To find the remaining moles of HCl, subtract the moles consumed by NaOH from the initial moles of HCl:
Remaining moles of HCl = initial moles of HCl - moles of NaOH
= 0.000800 mol - 0.000280 mol
= 0.000520 mol
2. Using HCl only:
Now we have the remaining moles of HCl, and we can calculate its concentration:
Concentration of HCl = remaining moles of HCl / total volume (L)
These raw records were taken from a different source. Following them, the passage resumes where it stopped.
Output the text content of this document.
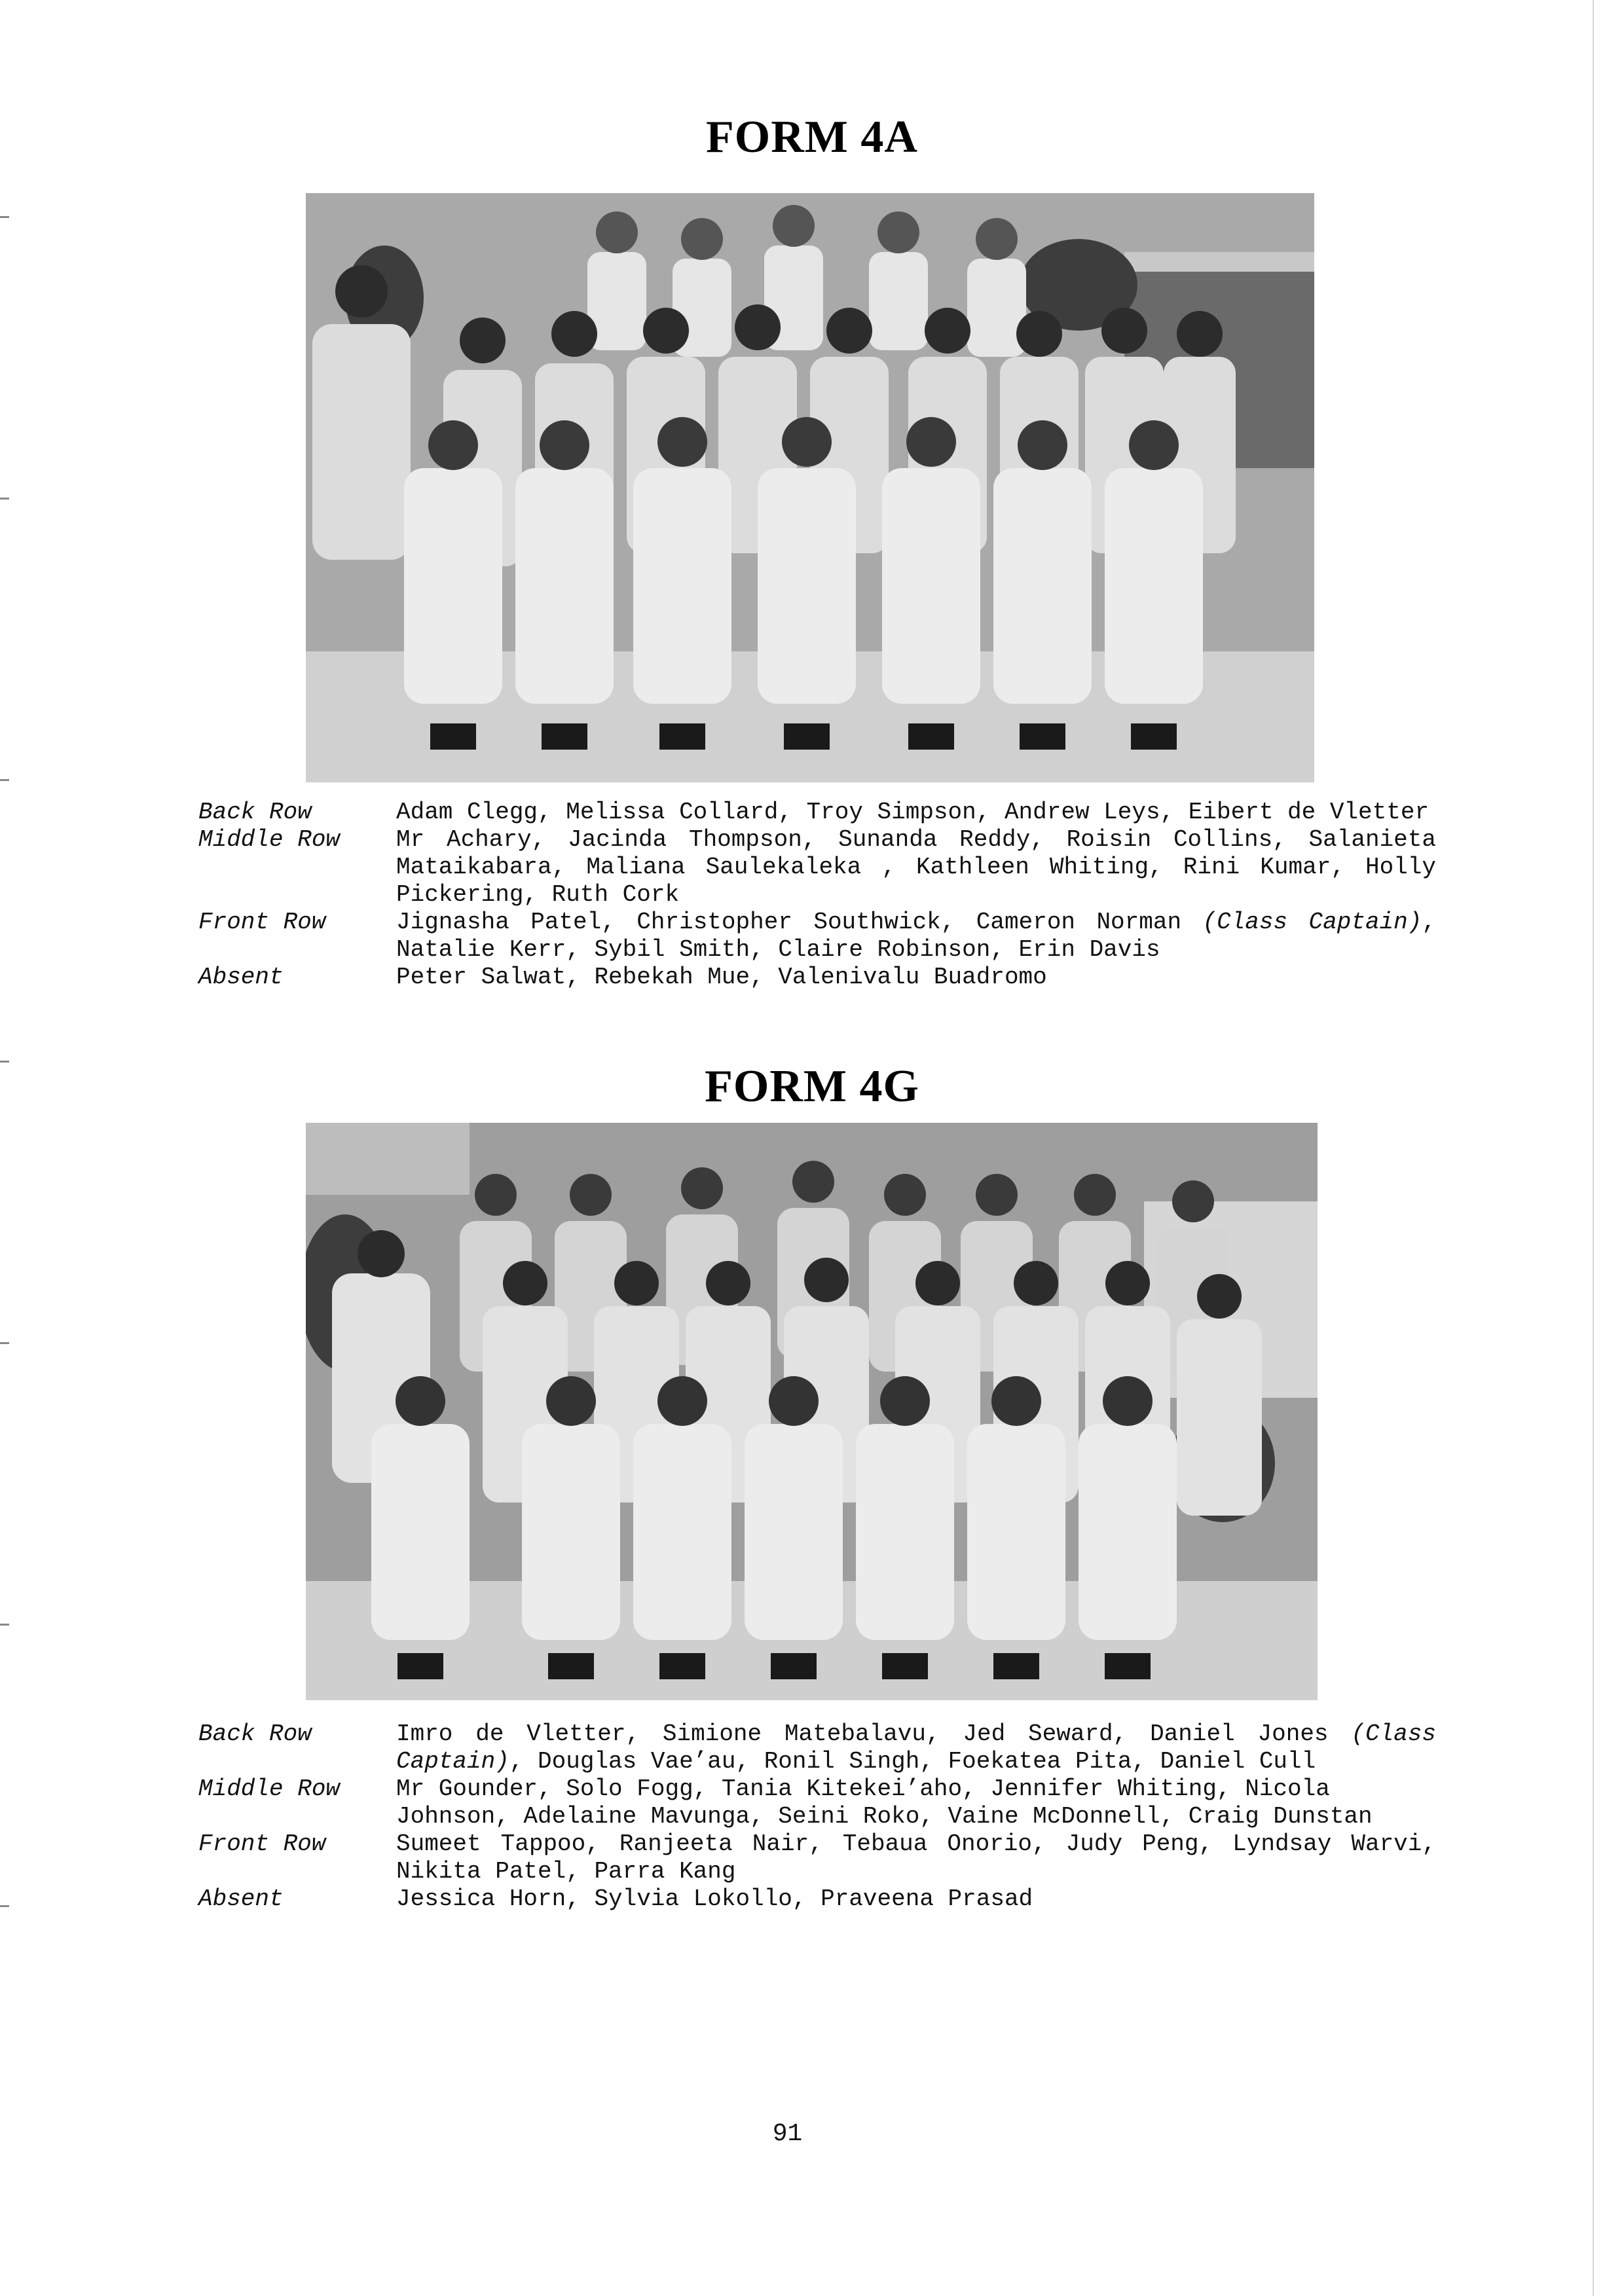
FORM 4A
Back Row	Adam Clegg, Melissa Collard, Troy Simpson, Andrew Leys, Eibert de Vletter
Middle Row	Mr Achary, Jacinda Thompson, Sunanda Reddy, Roisin Collins, Salanieta Mataikabara, Maliana Saulekaleka , Kathleen Whiting, Rini Kumar, Holly Pickering, Ruth Cork
Front Row	Jignasha Patel, Christopher Southwick, Cameron Norman (Class Captain), Natalie Kerr, Sybil Smith, Claire Robinson, Erin Davis
Absent	Peter Salwat, Rebekah Mue, Valenivalu Buadromo
FORM 4G
Back Row	Imro de Vletter, Simione Matebalavu, Jed Seward, Daniel Jones (Class Captain), Douglas Vae’au, Ronil Singh, Foekatea Pita, Daniel Cull
Middle Row	Mr Gounder, Solo Fogg, Tania Kitekei’aho, Jennifer Whiting, Nicola
Johnson, Adelaine Mavunga, Seini Roko, Vaine McDonnell, Craig Dunstan
Front Row	Sumeet Tappoo, Ranjeeta Nair, Tebaua Onorio, Judy Peng, Lyndsay Warvi, Nikita Patel, Parra Kang
Absent	Jessica Horn, Sylvia Lokollo, Praveena Prasad
91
= 0.000520 mol / 0.00800 L
= 0.065 M
To find the pH, take the negative logarithm of the H+ concentration:
pH = -log[H+]
= -log(0.065)
= 1.19
So, the pH of the solution when only HCl is added is approximately 1.19.
3. Adding HC2H3O2:
Now, let's consider the addition of HC2H3O2. But first, we need to check whether the reaction between HC2H3O2 and NaOH occurs to a significant extent. Since HC2H3O2 is a weak acid, it does not completely ionize in water. Therefore, it does not react significantly with NaOH.
As a result, the moles of HC2H3O2 remain unchanged, and its concentration will be the same as the initial concentration, which is 0.10 M.
To find the pH, repeat the previous steps but this time assuming no reaction occurs between NaOH and HC2H3O2:
Remaining moles of HCl = initial moles of HCl - moles of NaOH (same as before)
= 0.000520 mol
Concentration of HCl = remaining moles of HCl / total volume (L)
= 0.000520 mol / 0.00800 L
= 0.065 M
pH = -log[H+]
= -log(0.065)
= 1.19
So, the pH of the solution when HCl and HC2H3O2 are added together is also approximately 1.19.